Повторять приказ дважды, не пришлось, по мимо денщика, с командиром осталось ещё трое опытных солдат (сунувшегося было Стёпу Мокина послали к лешему) а прочие, оставив всё что было приказано, жестами простились с товарищами, и пригибаясь, побежали в лес, к лошадям.
- Перенести замбурек! Разложить гранаты и штуцера с мушкетонами, живее! – резким голосом приказал Кривопляс, и солдаты в пять минут всё устроили, растянувшись в жиденькую цепочку. Подобные номера, им уже приходилось проделывать в прошлом: солдат перебегает или перекатывается от места к месту, и либо стреляет, либо гранаты бросает.
- Надо продержатся час ребята, за час, наши далеко ускачут, и следы запутают, да непогода снег принесёт, это всё! – глядя на солдат чуть озадаченным и немного убеждающим взором, пояснил командир.

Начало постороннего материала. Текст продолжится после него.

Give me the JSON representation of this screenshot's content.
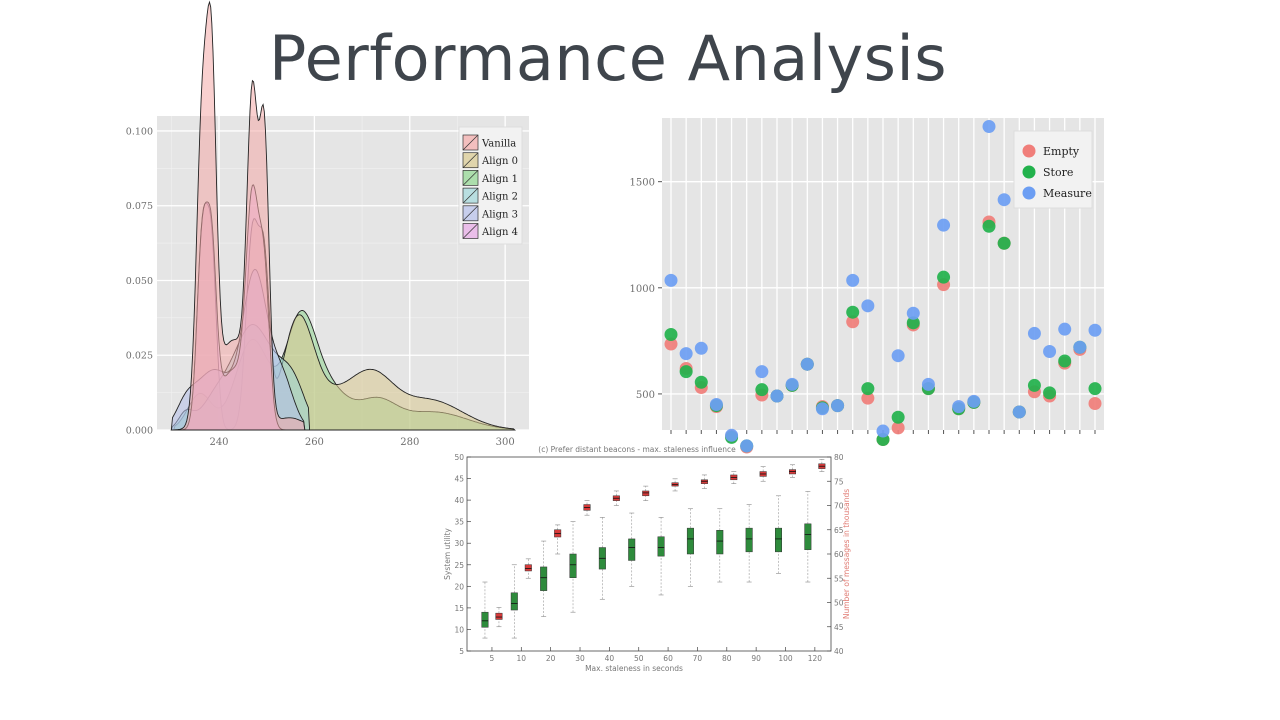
{
  "title": "Performance Analysis",
  "chart_data": [
    {
      "type": "area",
      "name_hint": "density",
      "xlim": [
        227,
        305
      ],
      "ylim": [
        0,
        0.105
      ],
      "x_ticks": [
        240,
        260,
        280,
        300
      ],
      "y_ticks": [
        0.0,
        0.025,
        0.05,
        0.075,
        0.1
      ],
      "y_tick_labels": [
        "0.000",
        "0.025",
        "0.050",
        "0.075",
        "0.100"
      ],
      "grid": true,
      "legend_position": "top-right",
      "series": [
        {
          "name": "Vanilla",
          "color": "#F4A9A8",
          "peaks": [
            [
              236.5,
              0.1,
              1.2
            ],
            [
              238.5,
              0.098,
              1.0
            ],
            [
              247,
              0.097,
              1.1
            ],
            [
              249.5,
              0.093,
              1.0
            ],
            [
              243,
              0.03,
              3.5
            ],
            [
              255,
              0.004,
              3
            ]
          ],
          "range": [
            230.5,
            258
          ]
        },
        {
          "name": "Align 0",
          "color": "#D8C98F",
          "peaks": [
            [
              236.5,
              0.064,
              1.1
            ],
            [
              238.5,
              0.055,
              1.0
            ],
            [
              247,
              0.065,
              1.3
            ],
            [
              249.5,
              0.05,
              1.1
            ],
            [
              256.5,
              0.034,
              3.2
            ],
            [
              263,
              0.01,
              5
            ],
            [
              272,
              0.016,
              4.5
            ],
            [
              284,
              0.01,
              7
            ]
          ],
          "range": [
            230.5,
            302
          ]
        },
        {
          "name": "Align 1",
          "color": "#8FD68F",
          "peaks": [
            [
              236,
              0.012,
              2.5
            ],
            [
              247,
              0.03,
              3.5
            ],
            [
              257,
              0.035,
              3.2
            ],
            [
              263,
              0.013,
              4
            ],
            [
              273,
              0.009,
              4
            ],
            [
              285,
              0.006,
              7
            ]
          ],
          "range": [
            230.5,
            302
          ]
        },
        {
          "name": "Align 2",
          "color": "#9FD6D9",
          "peaks": [
            [
              233,
              0.005,
              1.5
            ],
            [
              240,
              0.012,
              3.5
            ],
            [
              247,
              0.032,
              3.5
            ],
            [
              253,
              0.012,
              3
            ],
            [
              256,
              0.01,
              2.5
            ]
          ],
          "range": [
            230,
            259
          ]
        },
        {
          "name": "Align 3",
          "color": "#B5BFEA",
          "peaks": [
            [
              233,
              0.006,
              2
            ],
            [
              239,
              0.02,
              4
            ],
            [
              247.5,
              0.05,
              2.5
            ],
            [
              253,
              0.018,
              2.5
            ]
          ],
          "range": [
            230,
            258
          ]
        },
        {
          "name": "Align 4",
          "color": "#E7A8E5",
          "peaks": [
            [
              236.5,
              0.062,
              1.1
            ],
            [
              238.5,
              0.052,
              1.0
            ],
            [
              247,
              0.07,
              1.3
            ],
            [
              249.5,
              0.048,
              1.1
            ],
            [
              243,
              0.02,
              3
            ]
          ],
          "range": [
            230.5,
            258
          ]
        }
      ]
    },
    {
      "type": "scatter",
      "ylim": [
        330,
        1800
      ],
      "y_ticks": [
        500,
        1000,
        1500
      ],
      "x_count": 29,
      "grid": true,
      "legend_position": "top-right",
      "series": [
        {
          "name": "Empty",
          "color": "#F07E7A",
          "values": [
            735,
            620,
            530,
            440,
            300,
            250,
            495,
            490,
            540,
            640,
            440,
            445,
            840,
            480,
            285,
            340,
            825,
            525,
            1015,
            430,
            460,
            1310,
            1210,
            415,
            510,
            490,
            645,
            710,
            455
          ]
        },
        {
          "name": "Store",
          "color": "#22B24C",
          "values": [
            780,
            605,
            555,
            445,
            295,
            255,
            520,
            490,
            540,
            640,
            435,
            445,
            885,
            525,
            285,
            390,
            835,
            525,
            1050,
            430,
            460,
            1290,
            1210,
            415,
            540,
            505,
            655,
            720,
            525
          ]
        },
        {
          "name": "Measure",
          "color": "#6C9EF3",
          "values": [
            1035,
            690,
            715,
            450,
            305,
            255,
            605,
            490,
            545,
            640,
            430,
            445,
            1035,
            915,
            325,
            680,
            880,
            545,
            1295,
            440,
            465,
            1760,
            1415,
            415,
            785,
            700,
            805,
            720,
            800
          ]
        }
      ]
    },
    {
      "type": "box",
      "title": "(c) Prefer distant beacons - max. staleness influence",
      "xlabel": "Max. staleness in seconds",
      "ylabel_left": "System utility",
      "ylabel_right": "Number of messages in thousands",
      "categories": [
        "5",
        "10",
        "20",
        "30",
        "40",
        "50",
        "60",
        "70",
        "80",
        "90",
        "100",
        "120"
      ],
      "ylim_left": [
        5,
        50
      ],
      "ylim_right": [
        40,
        80
      ],
      "y_ticks_left": [
        5,
        10,
        15,
        20,
        25,
        30,
        35,
        40,
        45,
        50
      ],
      "y_ticks_right": [
        40,
        45,
        50,
        55,
        60,
        65,
        70,
        75,
        80
      ],
      "series": [
        {
          "name": "System utility",
          "axis": "left",
          "color": "#2E8B3C",
          "boxes": [
            [
              8,
              10.5,
              12,
              14,
              21
            ],
            [
              8,
              14.5,
              16,
              18.5,
              25
            ],
            [
              13,
              19,
              22,
              24.5,
              30.5
            ],
            [
              14,
              22,
              25,
              27.5,
              35
            ],
            [
              17,
              24,
              26.5,
              29,
              36
            ],
            [
              20,
              26,
              29,
              31,
              37
            ],
            [
              18,
              27,
              29,
              31.5,
              36
            ],
            [
              20,
              27.5,
              31,
              33.5,
              38
            ],
            [
              21,
              27.5,
              30.5,
              33,
              38
            ],
            [
              21,
              28,
              31,
              33.5,
              39
            ],
            [
              23,
              28,
              31,
              33.5,
              41
            ],
            [
              21,
              28.5,
              32,
              34.5,
              42
            ]
          ]
        },
        {
          "name": "Number of messages in thousands",
          "axis": "right",
          "color": "#D83A3A",
          "boxes": [
            [
              45,
              46.5,
              47,
              47.8,
              49
            ],
            [
              55,
              56.5,
              57,
              57.8,
              59
            ],
            [
              60,
              63.5,
              64.2,
              65,
              66
            ],
            [
              68,
              69,
              69.6,
              70.2,
              71
            ],
            [
              70,
              71,
              71.5,
              72,
              73
            ],
            [
              71,
              72,
              72.6,
              73,
              74
            ],
            [
              73,
              74,
              74.3,
              74.7,
              75.5
            ],
            [
              73.5,
              74.5,
              75,
              75.3,
              76.3
            ],
            [
              74.5,
              75.3,
              75.8,
              76.3,
              77
            ],
            [
              75,
              76,
              76.5,
              77,
              78
            ],
            [
              75.8,
              76.5,
              77,
              77.4,
              78.4
            ],
            [
              77,
              77.6,
              78.1,
              78.6,
              79.5
            ]
          ]
        }
      ]
    }
  ]
}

- Сколь проживём ваше благородие, столь и продержимся! – с обречённым спокойствием заметил один из солдат.
- Кравченко, к замбуреку! – скомандовал подпоручик, увидев, что противник, чего-то зашевелился.


                Х                Х                Х


Турки выкатили из леса небольшую пушчёнку, калибром примерно, как замбурек, обложили её мешками с землёй и камнями, и начали заряжать.
- Штуцера, огонь! – коротко приказал подпоручик, и в десять секунд выстрелы из дальнобойных ружей, перещёлкали всю прислугу, один, так и повалился боком на мешки, выронив из рук заряд. Османы подняли гвалт, и принялись палить по русской позиции как попало: пули с визгом бились о камни, свистели поверх голов, но вреда пока не причиняли.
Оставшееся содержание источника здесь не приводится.